が、よくよく考えれば俺は今ピンチだった。隣の彼女はまだ教科書を受け取っていない。挙句席は窓側で隣の席といわれれば俺しかいない。
そのため、教科書が落ちないように席をくっつけて授業を受けるということになる。本当に心臓がうるさくて死ぬんじゃないだろうかってぐらい。
「堪忍な?」
そういう彼女は少し申し訳なさそうにそういった。それもそうだ。転校してきて教科書がなくて見せてもらうのがいまだに名前も分からないようなクラスメイトの男子なんだ。

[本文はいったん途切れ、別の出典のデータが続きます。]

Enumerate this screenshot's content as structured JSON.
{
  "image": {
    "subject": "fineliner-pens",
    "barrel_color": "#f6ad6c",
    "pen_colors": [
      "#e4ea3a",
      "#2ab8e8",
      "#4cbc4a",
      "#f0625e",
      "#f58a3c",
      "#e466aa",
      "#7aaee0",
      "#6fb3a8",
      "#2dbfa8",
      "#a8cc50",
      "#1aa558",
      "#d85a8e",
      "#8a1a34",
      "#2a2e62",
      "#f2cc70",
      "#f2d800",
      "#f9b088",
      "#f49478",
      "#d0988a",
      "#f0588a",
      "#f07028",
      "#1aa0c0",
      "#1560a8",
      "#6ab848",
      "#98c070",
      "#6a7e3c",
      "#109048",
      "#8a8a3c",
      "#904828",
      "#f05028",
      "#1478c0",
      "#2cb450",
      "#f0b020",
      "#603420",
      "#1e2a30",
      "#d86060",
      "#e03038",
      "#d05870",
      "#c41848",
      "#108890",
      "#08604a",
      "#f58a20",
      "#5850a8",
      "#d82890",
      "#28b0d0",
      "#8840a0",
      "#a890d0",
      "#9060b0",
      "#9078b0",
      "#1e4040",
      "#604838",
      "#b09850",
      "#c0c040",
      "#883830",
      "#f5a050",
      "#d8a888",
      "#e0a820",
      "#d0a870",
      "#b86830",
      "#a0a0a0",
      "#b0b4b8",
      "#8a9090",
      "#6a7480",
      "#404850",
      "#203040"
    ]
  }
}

一時間目の授業は現代文。基本的に教科担当の教師が読み上げてるから俺達生徒はそれを目で追っていくだけ。
静まり返った教室。淡々と読み上げる先生の声だけが教室に響く。隣の彼女を見れば必死に文を追っている。
日焼けなんてした事がないんじゃないかと思うくらいの白い肌。ほんの少しの力で折れてしまいそうな腕。今まで見てきた誰よりも長いかなとおもうくらいのまつげ。
周りから見れば普通にキレイな女性としか言われないような彼女。
それでも俺にはどこか人を安心させるような不思議な雰囲気を纏っていた彼女に惹かれた。